2008 Chicago Auto Show: 2009 Chevrolet Traverse
Chevy gets its Lambda on
Chevy gets its Lambda on
What it Is
2009 Chevrolet Traverse Preview – Chicago Auto Show: GM’s new crossovers – the Saturn OUTLOOK, GMC Acadia and Buick Enclave – have won high praise from the media and public alike. Combining very good driving dynamics with unique styling and class-leading utility, they’re tough to beat. Yet a question has hovered over the whole line since the cars began trickling into showrooms: Where’s the Chevy version? Right here, in Chicago. Called the Traverse, it introduces a few new touches to the platform overall, such as the direct-injection version of GM’s 3.6-liter V-6, and solidifies the styling theme Chevy started with the Malibu. Why it Matters
Thanks to the Traverse, it may be time to wave goodbye to the Trailblazer. Executives deny it, and say that the new crossover is the "perfect bridge" from cars to trucks. Ah. Yes. While we're in awe of such refined pitch-speak, we wonder how many buyers will choose the aged TrailBlazer over the new Traverse when they compare the two on dealer lots. One way or another, with sales of its Uplander minivan virtually nonexistent, Chevy is missing out on a big portion of family-hauler buyers. This answers the need and gives General Motors another serious family player.
What’s Under the Hood
The 2009 Chevy Traverse gets the direct-injection version of GM’s 3.6-liter dohc V-6 engine, good for 281 horsepower with a single exhaust, or 286 with dual exhausts. This makes it the most powerful of the Lambdas, although we suspect that the engine will quickly find its way to its corporate siblings. It is connected to either a front- or all-wheel drive powertrain through a six-speed automatic transmission. Despite the added power, Chevy promises better fuel economy thanks to direct injection technology. We hope so, since in our experience the GMC Acadia and Buick Enclave haven’t made good on their promises of good fuel economy. The Traverse will also be offered in front-drive and all-wheel-drive configurations.
What it Looks Like
If you were to take a Malibu and turn it into a crossover, you’d wind up with the Traverse. It looks good. The bar splitting the grille continues as a bevel under the headlights. Those headlights are projector beams for both high and low beams. The profile looks most like the Buick Enclave, albeit with Chevy touches here and there. The rear end sports taillights that remind us vaguely of the Malibus, but are shaped differently and, honestly, look a little small in all the rear bodywork.

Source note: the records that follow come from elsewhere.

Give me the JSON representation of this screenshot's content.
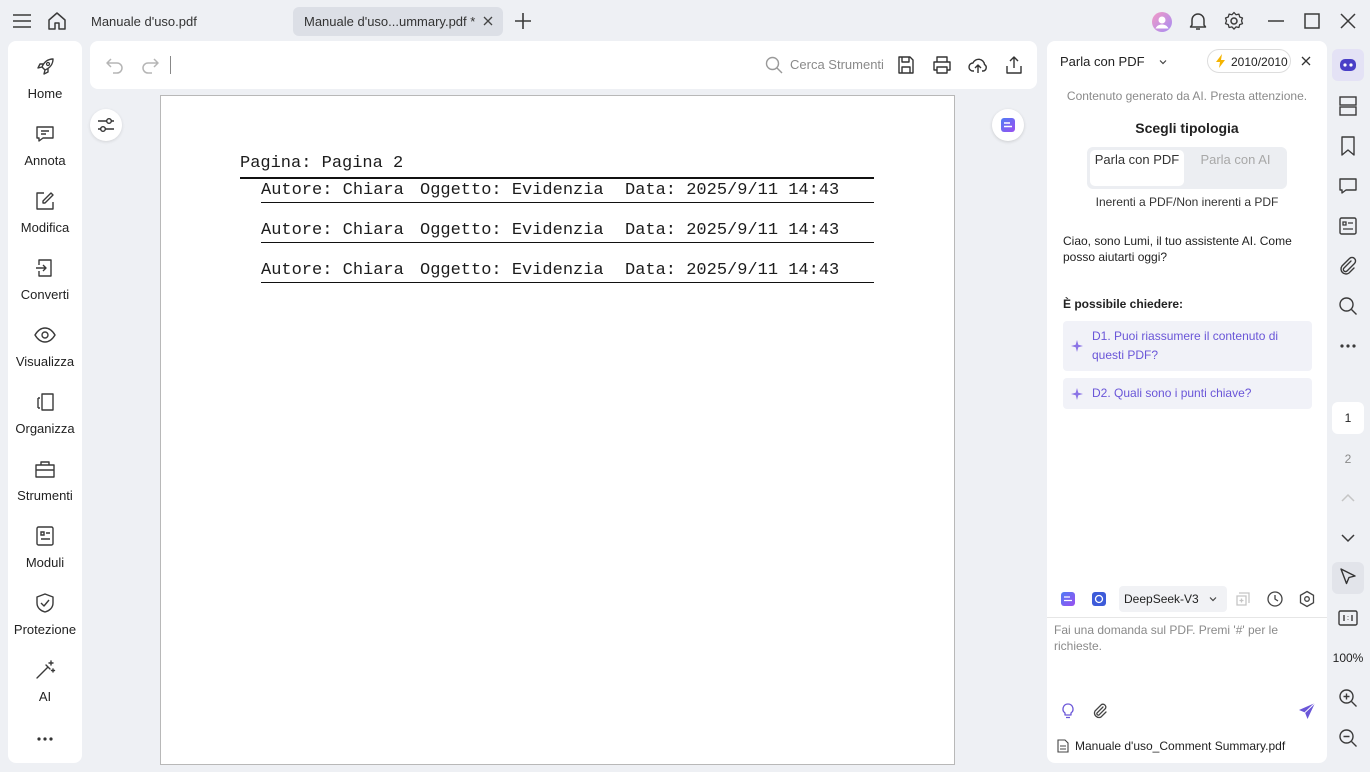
{
  "tabs": [
    {
      "label": "Manuale d'uso.pdf",
      "active": false
    },
    {
      "label": "Manuale  d'uso...ummary.pdf *",
      "active": true
    }
  ],
  "nav": [
    {
      "label": "Home",
      "icon": "rocket-icon"
    },
    {
      "label": "Annota",
      "icon": "comment-icon"
    },
    {
      "label": "Modifica",
      "icon": "edit-icon"
    },
    {
      "label": "Converti",
      "icon": "convert-icon"
    },
    {
      "label": "Visualizza",
      "icon": "eye-icon"
    },
    {
      "label": "Organizza",
      "icon": "organize-icon"
    },
    {
      "label": "Strumenti",
      "icon": "toolbox-icon"
    },
    {
      "label": "Moduli",
      "icon": "form-icon"
    },
    {
      "label": "Protezione",
      "icon": "shield-icon"
    },
    {
      "label": "AI",
      "icon": "magic-wand-icon"
    }
  ],
  "toolbar": {
    "search_placeholder": "Cerca Strumenti"
  },
  "document": {
    "title": "Pagina: Pagina 2",
    "comments": [
      {
        "author": "Autore: Chiara",
        "subject": "Oggetto: Evidenzia",
        "date": "Data: 2025/9/11 14:43"
      },
      {
        "author": "Autore: Chiara",
        "subject": "Oggetto: Evidenzia",
        "date": "Data: 2025/9/11 14:43"
      },
      {
        "author": "Autore: Chiara",
        "subject": "Oggetto: Evidenzia",
        "date": "Data: 2025/9/11 14:43"
      }
    ]
  },
  "chat": {
    "mode": "Parla con PDF",
    "credits": "2010/2010",
    "notice": "Contenuto generato da AI. Presta attenzione.",
    "choose_title": "Scegli tipologia",
    "seg_pdf": "Parla con PDF",
    "seg_ai": "Parla con AI",
    "seg_caption": "Inerenti a PDF/Non inerenti a PDF",
    "greeting": "Ciao, sono Lumi, il tuo assistente AI. Come posso aiutarti oggi?",
    "can_ask": "È possibile chiedere:",
    "questions": [
      "D1. Puoi riassumere il contenuto di questi PDF?",
      "D2. Quali sono i punti chiave?"
    ],
    "model": "DeepSeek-V3",
    "input_placeholder": "Fai una domanda sul PDF. Premi '#' per le richieste.",
    "file": "Manuale d'uso_Comment Summary.pdf"
  },
  "rail": {
    "pages": [
      "1",
      "2"
    ],
    "current_page": "1",
    "zoom": "100%"
  },
  "colors": {
    "accent": "#6a56d8",
    "background": "#eef0f4"
  }
}
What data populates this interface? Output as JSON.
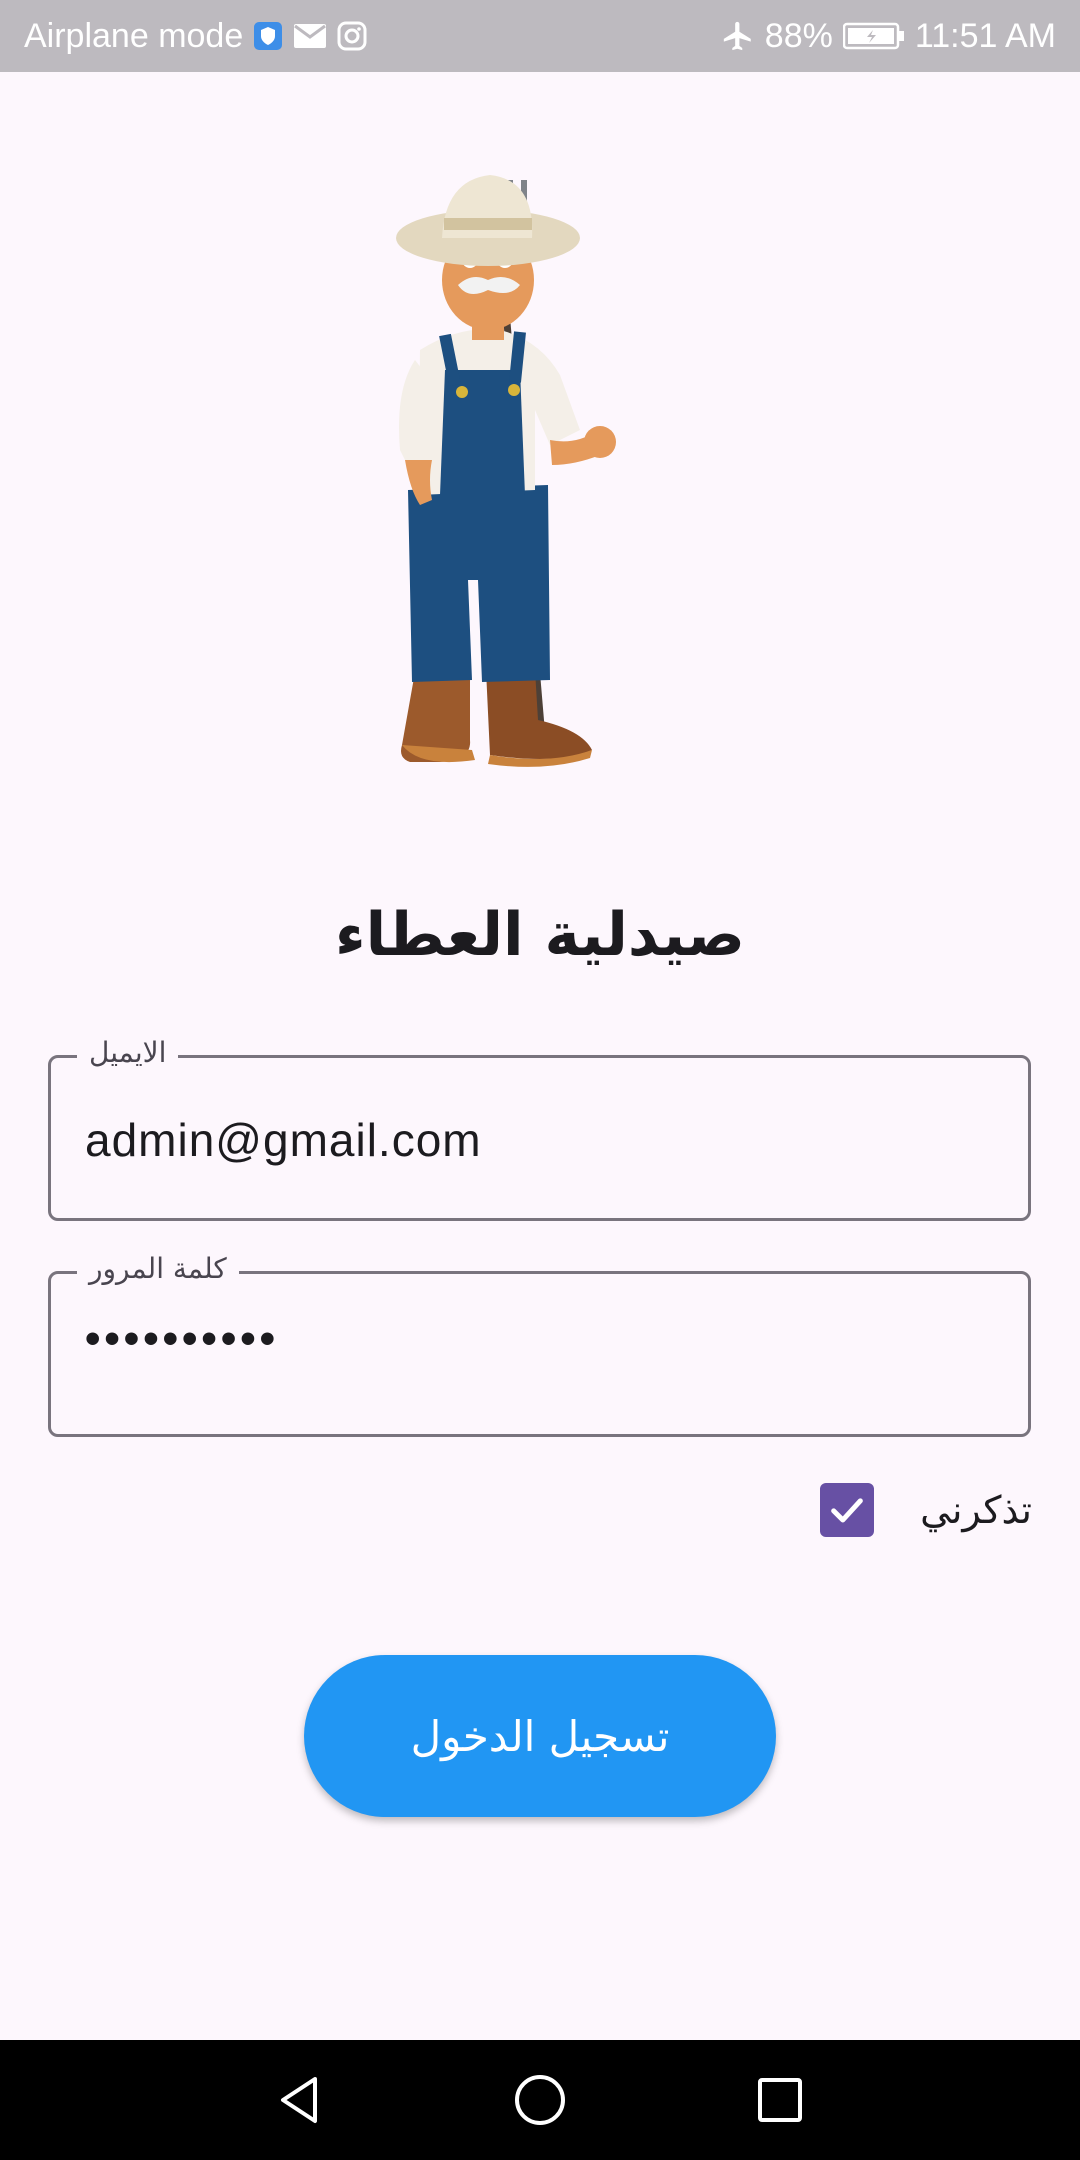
{
  "status_bar": {
    "airplane_label": "Airplane mode",
    "battery": "88%",
    "time": "11:51 AM",
    "icons": [
      "shield-icon",
      "mail-icon",
      "instagram-icon",
      "airplane-icon",
      "battery-icon"
    ]
  },
  "illustration": {
    "icon": "farmer-illustration"
  },
  "app_title": "صيدلية العطاء",
  "email_field": {
    "label": "الايميل",
    "value": "admin@gmail.com"
  },
  "password_field": {
    "label": "كلمة المرور",
    "value": "••••••••••"
  },
  "remember_me": {
    "label": "تذكرني",
    "checked": true
  },
  "login_button": {
    "label": "تسجيل الدخول"
  },
  "nav_bar": {
    "icons": [
      "back-icon",
      "home-icon",
      "recents-icon"
    ]
  },
  "colors": {
    "primary_button": "#2196f3",
    "checkbox": "#6750a4",
    "background": "#fdf7fd",
    "status_bar": "#bdbabf"
  }
}
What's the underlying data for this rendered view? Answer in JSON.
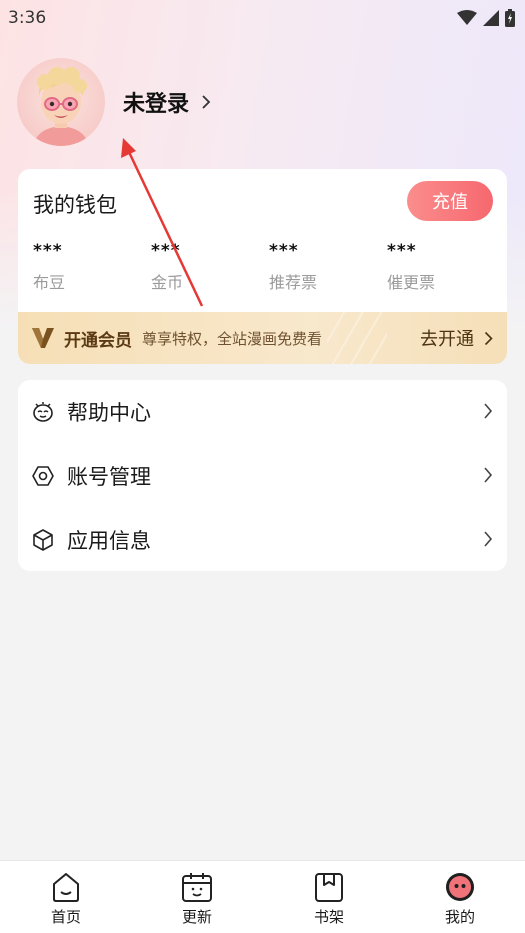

Still, like its platformmates, the Traverse is shaping up to be a good looking crossover.
Based on our viewing of the show model, it's the interior that will sell most people on the Traverse, thanks to excellent material quality and a very usable and attractive design. Ringlets around the gauges, for example, bring a refined touch to the cockpit, as does the padded plastics and what seems like generous legroom. Malibu styling is also here. The Traverse maintains themes established with the Malibu, such as the trim piece that flows from the doors into the dash and then down the center stack. The two-tone style is also appealing, and the center stack integrates GM’s standard controls neatly. Seating configurations are the same as the other Lambdas, with seven or eight passenger capacity, and generous cargo room behind the third row of seats.
What Chevrolet Says
It must be fun to be Chevrolet general manager Ed Peper these days. See, today he can say things like this: “We think the Traverse is the right vehicle at the right time,” with a completely straight face and be telling the truth. He continues to say that, “It has great looks, utility and safety, with a driving experience typically found in smaller vehicles. But it delivers this with three rows of seating – including a third row that fits adults – and class-leading cargo space. The Traverse is following the formula that is bringing Chevy back to a new generation of consumers – great styling, loads of class-leading features and tremendous value.”
What We Think
Chevrolet now has a family vehicle that gets good-to-great gas mileage, from a modern and competitive powertrain (3.6-liter V-6, six-speeds), one that also offers a stylish design and a comfortably convenient interior. Add to that a five-year, 100,000-mile warranty and a base price that may land between $25,000 - $30,000, and what you’ve got is the makings of an excellent family value. Indeed, the Traverse really is the right car at the right time for Chevrolet. Maybe a tiny bit late to the market, but we think Chevy’s new crossover has the potential to win over buyers, even those who start their shopping at Toyota and Honda stores – and end it at a Chevy dealer.